Of course if all is lost already anyway then I guess there's no harm in writing to the drive.

while that is true forensically, it’s not really that helpful for data recovery. We aren’t proving things in court, we are trying to solve OP’s problem. DW can repair the hfs directory and make a damaged disk work again. It shows you a preview of the structure so you can verify before committing. I recommend you try it.
 
while that is true forensically, it’s not really that helpful for data recovery.
I respectfully disagree. It very much depends on how exactly we got into the situation we are in right now. If the data was deleted then you want to limit write operations to zero. If the data is at least partially saved on non-readable defective sectors we do not want those to be marked as defective just yet because they might still contain valuable information that might otherwise be lost.

Either way, like I said before I wasn't aware of how Disk Warrior operates. It might thus be worth a shot.
 
Why did your old iMac not boot? Did it not boot because the hard drive was faulty? Disk Drill, just like testdisk and all other recovery programs, can only recover what's still there. If the sectors are faulty and/or have been overwritten there's no easy way to recover that information.

because the logic board was gone I guess, this is what the support said. The issue was that it booted but immediately rebooted it again after finder starts up. So it was impossibile to do anything because it rebooted and rebooted in one infinite loop.

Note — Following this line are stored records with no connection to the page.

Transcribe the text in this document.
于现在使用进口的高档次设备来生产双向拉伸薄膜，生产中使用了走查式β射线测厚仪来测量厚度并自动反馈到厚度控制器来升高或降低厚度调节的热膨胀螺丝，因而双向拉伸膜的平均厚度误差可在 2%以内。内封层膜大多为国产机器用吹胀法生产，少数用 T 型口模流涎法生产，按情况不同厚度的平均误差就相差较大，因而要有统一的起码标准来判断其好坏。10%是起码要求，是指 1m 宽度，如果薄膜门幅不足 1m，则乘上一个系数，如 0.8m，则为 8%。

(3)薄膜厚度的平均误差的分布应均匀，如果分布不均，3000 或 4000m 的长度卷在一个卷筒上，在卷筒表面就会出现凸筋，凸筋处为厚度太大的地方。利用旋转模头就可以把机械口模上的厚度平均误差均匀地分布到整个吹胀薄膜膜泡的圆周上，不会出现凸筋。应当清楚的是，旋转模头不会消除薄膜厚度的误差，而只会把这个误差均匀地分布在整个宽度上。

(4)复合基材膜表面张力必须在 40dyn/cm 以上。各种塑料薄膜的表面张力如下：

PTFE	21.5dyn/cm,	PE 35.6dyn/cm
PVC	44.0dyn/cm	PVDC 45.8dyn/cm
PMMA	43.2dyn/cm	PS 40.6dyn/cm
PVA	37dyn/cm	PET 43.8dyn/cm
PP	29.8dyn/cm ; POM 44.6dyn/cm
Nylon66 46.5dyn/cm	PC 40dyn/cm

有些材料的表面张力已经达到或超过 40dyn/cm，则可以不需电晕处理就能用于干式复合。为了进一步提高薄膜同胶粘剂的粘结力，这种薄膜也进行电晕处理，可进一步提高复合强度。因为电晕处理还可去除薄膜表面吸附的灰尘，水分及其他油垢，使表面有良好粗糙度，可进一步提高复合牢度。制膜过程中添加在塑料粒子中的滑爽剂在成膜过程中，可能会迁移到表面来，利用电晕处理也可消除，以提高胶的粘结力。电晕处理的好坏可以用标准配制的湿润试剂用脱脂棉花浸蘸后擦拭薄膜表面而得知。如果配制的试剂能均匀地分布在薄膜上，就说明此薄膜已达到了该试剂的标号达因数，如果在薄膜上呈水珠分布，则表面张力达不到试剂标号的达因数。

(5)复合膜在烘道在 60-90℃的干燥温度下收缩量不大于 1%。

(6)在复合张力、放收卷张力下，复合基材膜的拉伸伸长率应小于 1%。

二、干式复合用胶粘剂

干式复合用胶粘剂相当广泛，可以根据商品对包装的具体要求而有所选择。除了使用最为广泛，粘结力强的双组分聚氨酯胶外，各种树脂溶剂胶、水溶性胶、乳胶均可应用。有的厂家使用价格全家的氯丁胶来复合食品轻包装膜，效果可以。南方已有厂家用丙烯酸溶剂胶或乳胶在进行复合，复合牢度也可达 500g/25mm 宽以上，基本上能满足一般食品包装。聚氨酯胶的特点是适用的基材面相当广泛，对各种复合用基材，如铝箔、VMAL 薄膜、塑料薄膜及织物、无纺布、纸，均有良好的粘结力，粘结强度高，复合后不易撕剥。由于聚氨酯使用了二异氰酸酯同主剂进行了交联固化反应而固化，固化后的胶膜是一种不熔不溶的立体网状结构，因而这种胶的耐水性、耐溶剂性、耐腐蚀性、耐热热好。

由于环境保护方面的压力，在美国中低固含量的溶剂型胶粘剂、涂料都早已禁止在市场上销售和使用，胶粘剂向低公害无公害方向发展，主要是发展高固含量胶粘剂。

The strange thing is that when the support gave me the old hard disk in the external case, he showed me the content on his iMac, fully readable with all the directories, the files but when I came home I plugged it into my windows laptop and then on my mac mini but it could not be recognised so I came back to the shop I said this to the guy, he tried it again on his iMac and this time the drive wasn't there.

He said: "I don't know what it happened, try recovering the files" and he gave me a data recovery service number. After some months I decided to buy Disk Drill Pro to try to recover my data and I managed to recover almost everything except of music and video which were corrupted. Curiosly I also have another old iMac hard drive (the first witch came with that machine) which was also gone, I tried to mount it but it is also unreadable.

I now suspect the problem was the hard drive and not the logic board.

So maybe I have to give up. It's good that now we have SSDs.